Whether it's hackers who turned your servers into a cryptographically secured paperweight, or it's Bob in Accounting that has unfortunately deleted some important files from the accounting server nearly eight weeks ago, and he needs them now for a critically important filing deadline; we can provide service-level guarantees for availability that are resilient to these and other instance types of failure.
The run-book aims to show how to protect the business from harm, by treating scary disaster type failure scenarios as likely probabilities which can only be limited but never fully mitigated, and engineering for successful outcomes through clearly documented recovery protocols for when the unlikely failure scenario happens in production, or at the worst possible time.
Stateful workloads present a heavy challenge for platform operators to secure, backup, and provide for their recovery in the event of "black swan" or cluster-ending catastrophes.
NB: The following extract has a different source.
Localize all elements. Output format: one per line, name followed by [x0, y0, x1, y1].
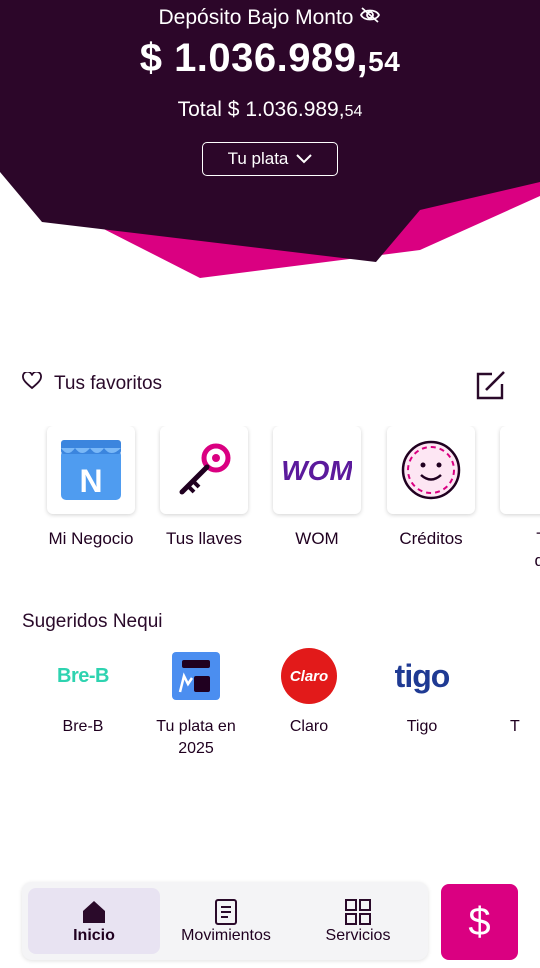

Developing a strategy for CSI volumes and managing snapshots should be a priority for cluster operators who otherwise may leave their important data vulnerable to ransomware attacks or other threats; what mitigations can be applied in the event of a full compromise?
With GitOps, managing recovery of STATELESS workloads is made easy, almost effortless. It hasn't been shown before how that level of convenience is replicated for STATEFUL workloads and DR on persistent volumes.
Cluster operators may already know enough about CSI to understand that PVCs are backed by PVs and have a ReclaimPolicy that may be set to Retain.
How does one manage this persistence with GitOps? How to manage snapshots? What exactly does snapshot restore executed via GitOps approach look like?
Let’s endeavour now to offer clear prescriptive guidance about effective GitOps strategies for managing disaster recovery.
What are some strategic approaches to apply to bring our risks back within tolerance? We will find out more in this guide, as we explore the important lessons in the form of a runbook for Kubernetes CSI disaster recovery.
A stateful cluster is defined here as a cluster with persistent volumes and non-ephemeral data.
You can make your production cluster stateful or stateless. The primary approach recommended here by which prod workloads are made stateless, is by externalizing the stateful components.
Twelve Factor said, "treat backing services as attached resources" and made stateful components into an abstraction behind a resource URI and some authentication secret.
So it follows that you can avoid CSI/PV attachment sometimes, by taking on an external dependency and providing for the backing service. This guide therefore approaches both: persistence through CSI and secret attachment, since your cluster might likely need either or both (secrets and CSI), and persistent data volumes might also contain secrets, we can aim to broadly cover both persistence and secret management in a single consistent approach.
If the production environment is designed to be stateless, then once you have finished reading the next page and actuating it, disaster recovery planning for the scope of this guide is over! When no persistent data volumes are stored on the cluster, there is nothing to back up. It should not be understated that this simplification results in a drastic reduction in complexity, that you should take advantage of a stateless production cluster if you can avoid stateful workloads.
But we cannot always externalize such complexity and it would not make for a very interesting run-book if the story ended there, with "backing services are external" as the whole punchline.
Let's consider a balanced approach to hosting secrets or persistence in a cluster, internally or externally, and what it means to offer backup availability guarantees with point-in-time recovery in a few different models of persistent data storage that are commonly used with Kubernetes.